= Section 92(10) of the Constitution Act, 1867 =

Section 92(10) of the Constitution Act, 1867, also known as the works and undertakings power, grants the provincial legislatures of Canada unless otherwise noted in section (c), the authority to legislate on:

10. Local Works and Undertakings other than such as are of the following Classes:

(a) Lines of Steam or other Ships, Railways, Roads, Telegraphs, and other Works and Undertakings connecting the Province with any other or others of the Provinces, or extending beyond the Limits of the Province;

(b) Lines of Steam Ships between the Province and any British or Foreign Country;

(c) Such Works as, although wholly situate within the Province, are before or after their Execution declared by the Parliament of Canada to be for the general Advantage of Canada or for the Advantage of Two or more of the Provinces.
— 100%, cquote

Section 92(10)(a) and (b) grants federal jurisdiction over modes of interprovincial and international transportation and communication, leaving intraprovincial transportation and communication to the provinces. The legal interpretation ejusdem generis limits the scope of the exceptions to subsection 92(10). The declaratory power conferred to the federal parliament under 92(10) c) however, applies to works of all types. The Parliament of Canada exercises authority over these three matters under section 91(29), which states:

29. Such Classes of Subjects as are implicitly excepted in the Enumeration of the Classes of Subjects by this Act assigned exclusively to the Legislatures of the Provinces.
— 100%, cquote

==Extent of jurisdiction==

The Judicial Committee of the Privy Council held that:

- "These works are physical things not services."
- Undertaking' is not a physical thing but is an arrangement under which of course physical things are used."

A transportation or communication work or undertaking will be under government control under section 92(10) where it is extending outside of the province. This does not mean that a physical connection is necessary or that it is sufficient. What matters is the nature of the work or undertaking as a going concern. A transport or communication undertaking will be considered "connecting" where business operations extend beyond the provincial border, or has a close operational relationship with an inter-provincial undertaking

The reference to "Telegraphs" has been held to include telephones. In the Radiocommunication reference, the Judicial Committee of the Privy Council held that radiocommunication was a matter of a national scope and was therefore a matter of exclusive federal jurisdiction. Television programming has been held to be part of that jurisdiction but it is unclear whether it is so only because it is ancillary to the regulation of communications undertaking.

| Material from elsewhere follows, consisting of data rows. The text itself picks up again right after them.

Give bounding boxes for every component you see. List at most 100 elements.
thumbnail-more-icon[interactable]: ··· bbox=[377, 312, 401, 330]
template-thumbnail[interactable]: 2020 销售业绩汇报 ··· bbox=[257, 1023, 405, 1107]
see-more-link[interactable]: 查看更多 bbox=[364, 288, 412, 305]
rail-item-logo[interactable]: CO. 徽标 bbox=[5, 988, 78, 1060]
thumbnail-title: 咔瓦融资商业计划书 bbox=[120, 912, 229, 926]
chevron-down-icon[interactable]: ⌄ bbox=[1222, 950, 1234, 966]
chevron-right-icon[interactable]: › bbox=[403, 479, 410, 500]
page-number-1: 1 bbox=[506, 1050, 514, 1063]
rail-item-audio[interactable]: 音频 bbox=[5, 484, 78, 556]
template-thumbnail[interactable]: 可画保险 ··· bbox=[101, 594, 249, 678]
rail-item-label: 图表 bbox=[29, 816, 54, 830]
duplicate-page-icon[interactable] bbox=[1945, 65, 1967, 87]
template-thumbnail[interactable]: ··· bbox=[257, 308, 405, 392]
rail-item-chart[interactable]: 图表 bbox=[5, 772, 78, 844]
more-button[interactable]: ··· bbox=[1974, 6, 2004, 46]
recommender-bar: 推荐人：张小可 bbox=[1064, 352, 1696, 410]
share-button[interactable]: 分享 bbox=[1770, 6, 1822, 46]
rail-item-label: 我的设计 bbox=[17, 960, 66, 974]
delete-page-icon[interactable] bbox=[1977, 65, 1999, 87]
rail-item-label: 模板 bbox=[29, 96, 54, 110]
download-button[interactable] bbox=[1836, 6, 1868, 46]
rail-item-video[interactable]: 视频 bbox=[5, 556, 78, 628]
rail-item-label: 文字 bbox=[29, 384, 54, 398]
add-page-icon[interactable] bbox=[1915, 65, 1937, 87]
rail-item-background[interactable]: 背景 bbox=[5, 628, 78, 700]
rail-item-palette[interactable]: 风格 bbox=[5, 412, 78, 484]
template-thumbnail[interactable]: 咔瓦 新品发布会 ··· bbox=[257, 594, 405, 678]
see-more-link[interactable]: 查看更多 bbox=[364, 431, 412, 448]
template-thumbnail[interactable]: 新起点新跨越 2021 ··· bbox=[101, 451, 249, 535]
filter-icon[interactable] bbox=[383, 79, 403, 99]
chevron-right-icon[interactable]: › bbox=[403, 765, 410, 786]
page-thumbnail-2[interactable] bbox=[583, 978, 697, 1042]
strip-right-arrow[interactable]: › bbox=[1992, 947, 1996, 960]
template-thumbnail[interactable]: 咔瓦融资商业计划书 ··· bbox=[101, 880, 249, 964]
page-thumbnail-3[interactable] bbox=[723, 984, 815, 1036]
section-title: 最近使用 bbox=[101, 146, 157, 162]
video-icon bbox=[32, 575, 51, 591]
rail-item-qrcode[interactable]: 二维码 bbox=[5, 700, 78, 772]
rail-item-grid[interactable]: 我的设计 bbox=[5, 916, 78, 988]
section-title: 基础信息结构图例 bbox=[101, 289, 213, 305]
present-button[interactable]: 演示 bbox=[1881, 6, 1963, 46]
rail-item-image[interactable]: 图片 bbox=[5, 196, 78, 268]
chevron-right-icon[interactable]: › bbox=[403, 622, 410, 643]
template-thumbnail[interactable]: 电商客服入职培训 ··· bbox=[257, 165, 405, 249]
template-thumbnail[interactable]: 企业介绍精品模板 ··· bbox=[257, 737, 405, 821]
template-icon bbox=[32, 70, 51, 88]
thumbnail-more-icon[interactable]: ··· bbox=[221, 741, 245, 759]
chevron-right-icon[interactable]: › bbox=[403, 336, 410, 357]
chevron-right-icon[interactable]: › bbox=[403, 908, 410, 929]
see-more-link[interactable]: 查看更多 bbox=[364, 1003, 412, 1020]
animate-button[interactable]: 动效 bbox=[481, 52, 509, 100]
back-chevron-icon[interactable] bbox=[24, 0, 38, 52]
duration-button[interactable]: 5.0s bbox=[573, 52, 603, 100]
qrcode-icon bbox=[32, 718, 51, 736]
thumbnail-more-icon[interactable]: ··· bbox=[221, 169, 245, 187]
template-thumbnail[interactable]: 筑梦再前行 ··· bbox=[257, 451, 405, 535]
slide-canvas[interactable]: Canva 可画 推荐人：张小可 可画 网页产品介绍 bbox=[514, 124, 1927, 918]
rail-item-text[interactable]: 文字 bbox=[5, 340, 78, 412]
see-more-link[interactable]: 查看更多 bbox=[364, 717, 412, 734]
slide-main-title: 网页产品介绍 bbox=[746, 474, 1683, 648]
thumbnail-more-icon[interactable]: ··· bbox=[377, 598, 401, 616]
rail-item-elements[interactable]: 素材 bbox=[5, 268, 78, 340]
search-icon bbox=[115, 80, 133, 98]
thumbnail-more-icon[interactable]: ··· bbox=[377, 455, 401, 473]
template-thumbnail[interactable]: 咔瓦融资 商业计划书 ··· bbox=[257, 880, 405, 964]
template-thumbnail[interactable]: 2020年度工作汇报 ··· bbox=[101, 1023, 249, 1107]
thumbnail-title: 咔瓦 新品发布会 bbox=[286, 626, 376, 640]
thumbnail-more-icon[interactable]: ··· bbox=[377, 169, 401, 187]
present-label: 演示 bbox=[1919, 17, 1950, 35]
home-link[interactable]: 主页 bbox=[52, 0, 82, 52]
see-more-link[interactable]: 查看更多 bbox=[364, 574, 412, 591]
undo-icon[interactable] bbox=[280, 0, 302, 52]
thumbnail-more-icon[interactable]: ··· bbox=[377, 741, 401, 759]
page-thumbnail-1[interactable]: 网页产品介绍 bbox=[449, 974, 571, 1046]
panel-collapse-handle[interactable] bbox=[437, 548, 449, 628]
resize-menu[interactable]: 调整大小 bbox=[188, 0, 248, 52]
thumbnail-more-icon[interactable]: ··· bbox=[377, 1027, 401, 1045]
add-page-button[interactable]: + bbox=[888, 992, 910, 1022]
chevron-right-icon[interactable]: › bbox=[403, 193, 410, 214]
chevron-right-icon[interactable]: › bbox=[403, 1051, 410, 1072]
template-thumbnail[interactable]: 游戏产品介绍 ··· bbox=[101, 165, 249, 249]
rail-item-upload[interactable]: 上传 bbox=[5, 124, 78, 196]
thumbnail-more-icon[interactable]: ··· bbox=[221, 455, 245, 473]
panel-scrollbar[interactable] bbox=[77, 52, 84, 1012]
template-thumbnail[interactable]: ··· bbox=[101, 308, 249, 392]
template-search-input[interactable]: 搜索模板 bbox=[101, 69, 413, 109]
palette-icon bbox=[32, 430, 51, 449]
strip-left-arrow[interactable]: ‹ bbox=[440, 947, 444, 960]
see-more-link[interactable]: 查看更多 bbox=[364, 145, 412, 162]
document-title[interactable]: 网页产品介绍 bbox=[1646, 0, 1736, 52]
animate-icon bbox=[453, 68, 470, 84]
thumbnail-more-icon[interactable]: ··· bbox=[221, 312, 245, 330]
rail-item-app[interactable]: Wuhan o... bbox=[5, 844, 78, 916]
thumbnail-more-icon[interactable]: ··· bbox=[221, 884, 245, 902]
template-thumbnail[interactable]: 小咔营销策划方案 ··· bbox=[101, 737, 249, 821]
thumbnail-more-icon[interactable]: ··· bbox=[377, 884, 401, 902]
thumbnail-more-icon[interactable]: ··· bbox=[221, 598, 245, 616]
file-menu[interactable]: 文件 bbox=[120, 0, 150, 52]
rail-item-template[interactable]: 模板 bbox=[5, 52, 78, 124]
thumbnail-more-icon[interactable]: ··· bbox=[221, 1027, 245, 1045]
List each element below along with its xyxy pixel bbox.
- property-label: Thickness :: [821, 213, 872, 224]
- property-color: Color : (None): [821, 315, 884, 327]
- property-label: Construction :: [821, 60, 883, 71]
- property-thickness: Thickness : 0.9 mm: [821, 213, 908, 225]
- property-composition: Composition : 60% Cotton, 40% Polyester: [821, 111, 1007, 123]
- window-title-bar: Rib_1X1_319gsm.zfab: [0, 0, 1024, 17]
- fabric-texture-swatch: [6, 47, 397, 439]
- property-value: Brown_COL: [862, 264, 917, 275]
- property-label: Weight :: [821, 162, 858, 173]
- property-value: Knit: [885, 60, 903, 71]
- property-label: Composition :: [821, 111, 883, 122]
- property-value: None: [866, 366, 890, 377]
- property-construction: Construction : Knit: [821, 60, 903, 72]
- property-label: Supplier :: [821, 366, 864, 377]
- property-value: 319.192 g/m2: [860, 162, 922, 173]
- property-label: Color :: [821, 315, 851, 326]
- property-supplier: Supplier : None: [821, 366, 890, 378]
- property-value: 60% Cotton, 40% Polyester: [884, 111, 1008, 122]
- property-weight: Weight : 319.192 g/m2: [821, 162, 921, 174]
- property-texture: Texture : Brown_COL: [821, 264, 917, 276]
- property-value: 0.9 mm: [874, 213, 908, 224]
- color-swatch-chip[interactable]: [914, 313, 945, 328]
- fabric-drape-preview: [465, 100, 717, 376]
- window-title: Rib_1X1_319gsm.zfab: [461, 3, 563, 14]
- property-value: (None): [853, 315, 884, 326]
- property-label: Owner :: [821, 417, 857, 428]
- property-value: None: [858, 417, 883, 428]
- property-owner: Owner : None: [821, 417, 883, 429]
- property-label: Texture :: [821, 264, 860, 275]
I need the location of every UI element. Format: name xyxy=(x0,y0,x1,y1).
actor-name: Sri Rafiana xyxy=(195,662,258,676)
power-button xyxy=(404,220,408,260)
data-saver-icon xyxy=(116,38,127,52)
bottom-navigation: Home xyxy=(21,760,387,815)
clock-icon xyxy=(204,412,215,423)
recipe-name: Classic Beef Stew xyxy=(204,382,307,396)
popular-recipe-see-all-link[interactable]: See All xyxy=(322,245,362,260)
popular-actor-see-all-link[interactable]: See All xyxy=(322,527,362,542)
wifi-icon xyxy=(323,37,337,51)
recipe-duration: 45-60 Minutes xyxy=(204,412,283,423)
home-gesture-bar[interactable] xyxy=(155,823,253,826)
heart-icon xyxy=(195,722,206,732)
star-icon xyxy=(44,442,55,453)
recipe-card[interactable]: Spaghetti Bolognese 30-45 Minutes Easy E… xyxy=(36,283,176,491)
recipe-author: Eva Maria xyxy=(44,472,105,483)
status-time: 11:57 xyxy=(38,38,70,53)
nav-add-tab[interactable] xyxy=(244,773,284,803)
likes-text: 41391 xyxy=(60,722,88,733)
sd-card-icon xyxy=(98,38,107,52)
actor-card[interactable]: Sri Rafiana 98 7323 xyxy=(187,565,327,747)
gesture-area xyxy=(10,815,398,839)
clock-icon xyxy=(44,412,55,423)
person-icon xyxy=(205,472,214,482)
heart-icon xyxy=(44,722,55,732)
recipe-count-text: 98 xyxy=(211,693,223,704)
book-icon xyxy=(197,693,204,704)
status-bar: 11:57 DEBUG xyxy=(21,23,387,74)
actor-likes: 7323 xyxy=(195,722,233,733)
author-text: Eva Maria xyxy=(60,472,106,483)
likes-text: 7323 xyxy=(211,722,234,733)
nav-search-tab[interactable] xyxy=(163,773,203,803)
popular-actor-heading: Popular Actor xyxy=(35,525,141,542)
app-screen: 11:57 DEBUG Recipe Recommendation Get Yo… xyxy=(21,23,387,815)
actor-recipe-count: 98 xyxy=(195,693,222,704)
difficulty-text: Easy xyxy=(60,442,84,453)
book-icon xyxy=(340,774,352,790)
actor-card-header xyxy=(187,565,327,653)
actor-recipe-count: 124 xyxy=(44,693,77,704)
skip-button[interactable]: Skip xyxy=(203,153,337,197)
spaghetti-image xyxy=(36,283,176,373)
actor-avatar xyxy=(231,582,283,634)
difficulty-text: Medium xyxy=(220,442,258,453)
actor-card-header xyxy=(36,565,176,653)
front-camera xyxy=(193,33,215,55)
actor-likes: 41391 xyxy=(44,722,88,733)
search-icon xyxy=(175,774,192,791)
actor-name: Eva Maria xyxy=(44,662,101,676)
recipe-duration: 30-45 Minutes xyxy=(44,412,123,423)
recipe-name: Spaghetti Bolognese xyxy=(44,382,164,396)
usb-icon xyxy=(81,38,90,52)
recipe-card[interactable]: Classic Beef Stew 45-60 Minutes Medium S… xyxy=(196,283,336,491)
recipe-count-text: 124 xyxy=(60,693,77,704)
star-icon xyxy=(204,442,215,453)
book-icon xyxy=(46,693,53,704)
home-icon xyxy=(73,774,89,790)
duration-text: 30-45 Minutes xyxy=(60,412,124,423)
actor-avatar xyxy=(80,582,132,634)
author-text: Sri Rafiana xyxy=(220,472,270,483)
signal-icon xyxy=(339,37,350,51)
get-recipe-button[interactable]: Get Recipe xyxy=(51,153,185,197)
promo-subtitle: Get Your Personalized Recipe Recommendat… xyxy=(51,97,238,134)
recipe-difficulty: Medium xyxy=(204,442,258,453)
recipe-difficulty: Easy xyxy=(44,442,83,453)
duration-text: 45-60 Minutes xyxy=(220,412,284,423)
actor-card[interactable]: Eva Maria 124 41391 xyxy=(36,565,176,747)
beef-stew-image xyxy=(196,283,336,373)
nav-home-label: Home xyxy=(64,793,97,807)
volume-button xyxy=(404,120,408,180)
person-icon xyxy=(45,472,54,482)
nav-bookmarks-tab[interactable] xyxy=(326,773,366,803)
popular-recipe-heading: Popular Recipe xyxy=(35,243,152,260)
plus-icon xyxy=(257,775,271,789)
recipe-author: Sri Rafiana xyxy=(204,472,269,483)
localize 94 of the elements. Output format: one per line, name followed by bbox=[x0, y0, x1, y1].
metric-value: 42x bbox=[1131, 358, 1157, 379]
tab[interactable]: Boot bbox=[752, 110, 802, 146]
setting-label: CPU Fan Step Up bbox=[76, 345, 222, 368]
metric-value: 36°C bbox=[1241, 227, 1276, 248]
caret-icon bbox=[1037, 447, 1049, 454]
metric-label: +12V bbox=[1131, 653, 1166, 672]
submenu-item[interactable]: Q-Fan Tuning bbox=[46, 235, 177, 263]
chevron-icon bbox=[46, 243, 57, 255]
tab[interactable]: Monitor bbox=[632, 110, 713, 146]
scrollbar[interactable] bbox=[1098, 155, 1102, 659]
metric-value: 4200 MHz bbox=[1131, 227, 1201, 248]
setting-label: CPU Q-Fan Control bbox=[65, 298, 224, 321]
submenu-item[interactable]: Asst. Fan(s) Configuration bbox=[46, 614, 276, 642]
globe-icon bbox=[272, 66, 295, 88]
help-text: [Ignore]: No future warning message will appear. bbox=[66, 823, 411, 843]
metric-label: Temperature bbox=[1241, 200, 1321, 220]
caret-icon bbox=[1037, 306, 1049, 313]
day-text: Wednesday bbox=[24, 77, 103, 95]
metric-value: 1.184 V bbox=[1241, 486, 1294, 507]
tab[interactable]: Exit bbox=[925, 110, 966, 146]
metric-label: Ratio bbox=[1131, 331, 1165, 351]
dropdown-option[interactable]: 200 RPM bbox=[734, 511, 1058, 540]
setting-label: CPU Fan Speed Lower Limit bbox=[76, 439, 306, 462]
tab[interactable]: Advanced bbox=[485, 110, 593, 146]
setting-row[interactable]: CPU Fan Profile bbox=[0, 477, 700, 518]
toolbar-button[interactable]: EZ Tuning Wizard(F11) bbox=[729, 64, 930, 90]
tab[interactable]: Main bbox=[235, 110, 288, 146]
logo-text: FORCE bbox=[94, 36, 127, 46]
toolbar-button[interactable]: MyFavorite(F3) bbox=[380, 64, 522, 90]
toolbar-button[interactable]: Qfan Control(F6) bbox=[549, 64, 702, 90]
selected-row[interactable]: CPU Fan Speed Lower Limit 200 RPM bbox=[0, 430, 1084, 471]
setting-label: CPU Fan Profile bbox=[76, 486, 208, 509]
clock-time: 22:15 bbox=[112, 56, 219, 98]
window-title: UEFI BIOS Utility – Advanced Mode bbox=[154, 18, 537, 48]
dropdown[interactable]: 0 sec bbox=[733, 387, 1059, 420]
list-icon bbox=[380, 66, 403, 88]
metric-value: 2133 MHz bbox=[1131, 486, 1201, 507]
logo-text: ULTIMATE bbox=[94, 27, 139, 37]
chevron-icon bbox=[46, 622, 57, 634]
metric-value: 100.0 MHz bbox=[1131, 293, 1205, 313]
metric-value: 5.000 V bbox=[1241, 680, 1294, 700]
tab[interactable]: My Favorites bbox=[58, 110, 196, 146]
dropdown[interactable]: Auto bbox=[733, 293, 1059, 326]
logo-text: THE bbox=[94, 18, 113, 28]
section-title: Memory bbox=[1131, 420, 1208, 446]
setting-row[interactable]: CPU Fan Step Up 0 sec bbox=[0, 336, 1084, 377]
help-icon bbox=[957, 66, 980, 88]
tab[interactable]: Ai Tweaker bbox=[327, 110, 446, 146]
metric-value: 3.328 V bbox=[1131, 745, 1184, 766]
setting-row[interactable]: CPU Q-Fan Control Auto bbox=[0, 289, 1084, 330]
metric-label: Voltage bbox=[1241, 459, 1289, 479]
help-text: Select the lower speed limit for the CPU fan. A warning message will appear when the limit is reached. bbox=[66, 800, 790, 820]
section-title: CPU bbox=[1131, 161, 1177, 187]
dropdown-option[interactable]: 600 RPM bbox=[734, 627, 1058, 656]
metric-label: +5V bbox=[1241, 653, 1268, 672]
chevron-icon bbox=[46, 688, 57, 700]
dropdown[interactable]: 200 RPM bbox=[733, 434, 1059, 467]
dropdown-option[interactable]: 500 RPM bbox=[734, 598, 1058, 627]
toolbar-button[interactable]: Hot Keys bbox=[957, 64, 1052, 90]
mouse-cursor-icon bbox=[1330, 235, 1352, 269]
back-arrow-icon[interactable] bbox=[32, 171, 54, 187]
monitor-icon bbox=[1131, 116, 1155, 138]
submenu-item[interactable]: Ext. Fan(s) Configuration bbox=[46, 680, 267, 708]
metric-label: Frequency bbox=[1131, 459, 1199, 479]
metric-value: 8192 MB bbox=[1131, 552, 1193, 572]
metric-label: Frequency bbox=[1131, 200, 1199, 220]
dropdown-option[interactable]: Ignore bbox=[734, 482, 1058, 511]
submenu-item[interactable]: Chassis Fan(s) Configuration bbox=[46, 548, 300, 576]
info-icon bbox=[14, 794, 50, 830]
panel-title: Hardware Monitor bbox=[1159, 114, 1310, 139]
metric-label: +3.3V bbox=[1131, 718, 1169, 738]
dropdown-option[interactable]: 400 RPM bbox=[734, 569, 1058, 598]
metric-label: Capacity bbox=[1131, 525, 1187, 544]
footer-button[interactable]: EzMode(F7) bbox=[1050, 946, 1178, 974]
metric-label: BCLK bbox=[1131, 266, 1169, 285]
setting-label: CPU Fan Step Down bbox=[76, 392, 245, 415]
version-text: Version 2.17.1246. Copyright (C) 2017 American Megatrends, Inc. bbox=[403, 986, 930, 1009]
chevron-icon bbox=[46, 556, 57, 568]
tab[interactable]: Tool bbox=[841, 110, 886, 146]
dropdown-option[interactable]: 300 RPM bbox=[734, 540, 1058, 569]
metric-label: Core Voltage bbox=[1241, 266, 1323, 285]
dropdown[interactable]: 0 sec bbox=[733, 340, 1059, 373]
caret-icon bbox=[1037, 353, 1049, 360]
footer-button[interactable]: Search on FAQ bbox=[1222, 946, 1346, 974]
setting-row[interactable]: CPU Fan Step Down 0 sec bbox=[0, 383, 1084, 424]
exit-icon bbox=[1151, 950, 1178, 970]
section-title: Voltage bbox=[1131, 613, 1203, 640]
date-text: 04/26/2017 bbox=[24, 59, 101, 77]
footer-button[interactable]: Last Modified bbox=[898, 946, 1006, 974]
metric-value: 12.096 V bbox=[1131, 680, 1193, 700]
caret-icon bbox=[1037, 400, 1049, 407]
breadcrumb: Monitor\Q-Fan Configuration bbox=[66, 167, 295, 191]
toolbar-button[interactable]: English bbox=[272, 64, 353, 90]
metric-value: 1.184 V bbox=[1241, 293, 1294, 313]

== Declaratory power under section 92(10)(c)==

In general terms, works declared by the Parliament of Canada to be "for the general Advantage of Canada" or "for the Advantage of Two or more of the Provinces" tend to be part of the national infrastructure.

Whenever parliament invokes the power, it gains not only jurisdiction over the work but also any necessarily incidental operations. In Ontario Hydro v. Ontario (1993), such a declaration had been made with respect to Ontario Hydro's nuclear plant. The Supreme Court held that that declaration gave Parliament the authority to regulate the work "as a going concern" which included jurisdiction over workers at the plant and their labour unions.

The declaration must be made by the passing of legislation, but in addition to declaring specific works, whole classes of work can be defined as being "for the general advantage of Canada" by default; the Atomic Energy Control Act, for example, deemed all nuclear power plants to fall into this category. From 1867 to 1961 there were 470 uses of the declaratory power, of which 84% related to railways.

As of 2006, the declaratory power has been invoked at least 422 times, but not since 1961, and of which 64% was related to railways. Modern legislation, such as the One Canadian Economy Act, provides similar powers to bring major projects under federal jurisdiction, which have largely replaced formal declarations pursuant to section 92(10).